By Scott Malone
BOSTON (Reuters) - A judge said on Monday he would decide on accused Boston mob boss James "Whitey" Bulger's claim that he cannot be tried for 19 killings because former prosecutors gave him immunity.
District Court Judge Richard Stearns said there was no reason to put off a decision on Bulger's claim, noting that there would be little reason to go forward with a trial if Bulger could prove he had a valid claim to immunity.
Bulgers' lawyers request that the immunity claim be settled at trial.
"It would present a disservice to judicial economy and the orderly administration of justice to sit idly by awaiting the raising of an objection that is now ripe and which defendant has unequivocally indicated his intent to invoke," Stearns said in court papers.

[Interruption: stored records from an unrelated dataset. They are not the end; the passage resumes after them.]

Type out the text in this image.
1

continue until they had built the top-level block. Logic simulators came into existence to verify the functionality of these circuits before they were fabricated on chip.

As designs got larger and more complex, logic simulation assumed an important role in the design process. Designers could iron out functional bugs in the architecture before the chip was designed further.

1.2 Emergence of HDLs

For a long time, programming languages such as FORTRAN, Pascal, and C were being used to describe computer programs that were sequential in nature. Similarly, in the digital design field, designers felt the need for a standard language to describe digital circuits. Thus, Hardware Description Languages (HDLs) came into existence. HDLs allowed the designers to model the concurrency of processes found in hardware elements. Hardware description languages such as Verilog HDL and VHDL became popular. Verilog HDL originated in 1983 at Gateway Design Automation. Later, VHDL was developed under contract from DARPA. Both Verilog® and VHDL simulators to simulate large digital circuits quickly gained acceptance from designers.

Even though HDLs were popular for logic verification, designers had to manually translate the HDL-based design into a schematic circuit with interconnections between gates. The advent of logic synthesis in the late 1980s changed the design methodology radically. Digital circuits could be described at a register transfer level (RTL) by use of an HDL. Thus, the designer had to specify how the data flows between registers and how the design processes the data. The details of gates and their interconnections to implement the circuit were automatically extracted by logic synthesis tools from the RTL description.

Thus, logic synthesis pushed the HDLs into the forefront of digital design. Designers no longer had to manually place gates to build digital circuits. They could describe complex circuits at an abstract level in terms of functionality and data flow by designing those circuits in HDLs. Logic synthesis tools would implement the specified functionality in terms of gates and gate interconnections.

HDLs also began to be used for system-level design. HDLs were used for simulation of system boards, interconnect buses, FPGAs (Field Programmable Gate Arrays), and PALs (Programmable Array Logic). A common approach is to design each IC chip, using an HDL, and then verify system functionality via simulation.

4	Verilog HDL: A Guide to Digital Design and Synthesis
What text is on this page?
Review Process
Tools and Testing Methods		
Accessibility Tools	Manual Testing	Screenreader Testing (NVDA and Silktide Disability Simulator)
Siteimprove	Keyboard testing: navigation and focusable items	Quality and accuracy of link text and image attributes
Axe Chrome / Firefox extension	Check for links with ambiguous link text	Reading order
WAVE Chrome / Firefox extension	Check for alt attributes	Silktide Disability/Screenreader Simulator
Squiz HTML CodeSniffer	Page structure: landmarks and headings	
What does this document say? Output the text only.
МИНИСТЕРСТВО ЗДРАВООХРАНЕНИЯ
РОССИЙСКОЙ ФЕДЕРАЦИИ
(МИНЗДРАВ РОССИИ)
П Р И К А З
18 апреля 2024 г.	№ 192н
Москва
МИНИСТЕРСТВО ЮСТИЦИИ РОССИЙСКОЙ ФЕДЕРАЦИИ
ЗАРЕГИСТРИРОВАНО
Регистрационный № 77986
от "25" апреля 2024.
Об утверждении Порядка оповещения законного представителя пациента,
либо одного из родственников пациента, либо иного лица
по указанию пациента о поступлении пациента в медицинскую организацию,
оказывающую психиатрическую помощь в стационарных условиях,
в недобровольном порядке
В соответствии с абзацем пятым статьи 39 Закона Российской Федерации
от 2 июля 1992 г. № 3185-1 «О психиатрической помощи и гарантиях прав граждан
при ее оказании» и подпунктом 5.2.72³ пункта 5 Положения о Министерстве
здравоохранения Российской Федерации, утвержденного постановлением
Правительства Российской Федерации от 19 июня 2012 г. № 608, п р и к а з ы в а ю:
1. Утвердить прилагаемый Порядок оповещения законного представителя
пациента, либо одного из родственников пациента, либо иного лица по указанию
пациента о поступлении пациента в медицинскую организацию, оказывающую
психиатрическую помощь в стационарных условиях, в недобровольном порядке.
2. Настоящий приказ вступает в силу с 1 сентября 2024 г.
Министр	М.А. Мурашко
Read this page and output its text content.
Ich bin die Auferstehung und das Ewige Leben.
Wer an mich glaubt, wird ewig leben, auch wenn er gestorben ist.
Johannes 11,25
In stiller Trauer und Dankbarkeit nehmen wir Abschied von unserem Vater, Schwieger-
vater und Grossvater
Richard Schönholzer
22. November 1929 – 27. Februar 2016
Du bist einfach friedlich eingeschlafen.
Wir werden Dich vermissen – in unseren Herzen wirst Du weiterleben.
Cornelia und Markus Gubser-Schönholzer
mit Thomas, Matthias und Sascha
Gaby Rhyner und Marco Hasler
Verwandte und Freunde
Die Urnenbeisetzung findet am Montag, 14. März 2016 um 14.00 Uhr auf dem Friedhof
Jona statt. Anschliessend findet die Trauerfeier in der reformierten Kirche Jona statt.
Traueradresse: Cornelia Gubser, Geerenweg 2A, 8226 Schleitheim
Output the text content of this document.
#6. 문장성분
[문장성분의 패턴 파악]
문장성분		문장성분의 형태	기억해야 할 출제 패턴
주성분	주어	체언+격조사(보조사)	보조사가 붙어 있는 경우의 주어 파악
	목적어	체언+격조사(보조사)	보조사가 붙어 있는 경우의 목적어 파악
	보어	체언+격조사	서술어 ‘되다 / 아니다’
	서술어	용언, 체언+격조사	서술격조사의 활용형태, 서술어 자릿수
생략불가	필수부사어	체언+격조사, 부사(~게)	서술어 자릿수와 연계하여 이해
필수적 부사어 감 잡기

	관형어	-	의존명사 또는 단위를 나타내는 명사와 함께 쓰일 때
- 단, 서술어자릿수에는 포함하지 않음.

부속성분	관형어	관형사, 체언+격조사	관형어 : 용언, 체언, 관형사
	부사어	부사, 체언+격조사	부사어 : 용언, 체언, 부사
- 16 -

Bulger was arrested in 2011 following 16 years on the run after he fled Boston on a tip from a corrupt FBI agent that arrest was imminent.
His attorneys have argued that former Assistant Attorney Jeremiah O'Sullivan gave him immunity from prosecution for crimes committed while he ran Boston's "Winter Hill" gang in the 1970s, '80s and early '90s.
Bulger, 83, has pleaded not guilty to all charges.
When prosecutors offer a suspect immunity from prosecution from a previously-committed crime, they often do so in exchange for information on a more serious offense. Bulger's attorney, J.W. Carney of the Boston law firm Carney & Bassill, said last month that his client had never been an informant.
"James Bulger was never an informant to the FBI or anyone else at any time," Carney told reporters after a hearing on Bulger's immunity claim.
He declined to say why O'Sullivan, who died in 2009, would have given Bulger immunity if not in exchange for information.
O'Sullivan in 2003 Congressional testimony, denied giving immunity to Bulger or any other members of his gang.
Assistant Attorney Zachary Hafer in a Friday court filing called Bulger's claim to have received immunity without exchanging information "strange and unsubstantiated."
Bulger's attorney had argued that deciding on his immunity claim before the trial would have unfairly limited his right to present a full defense case.
Stearns said on Monday that any grant of immunity would not have given Bulger the right to commit murder.
"Any grant of prospective immunity to commit murder was without authorization and is hence unenforceable under any circumstance," Stearns said.
Bulger's name was prominent on the FBI's "Ten Most Wanted" list for years before his arrest in California.
He faces a maximum sentence of life in prison if convicted on all charges and his trial has been scheduled to begin in June.
His case inspired Martin Scorsese's 2006 Academy Award-winning film "The Departed."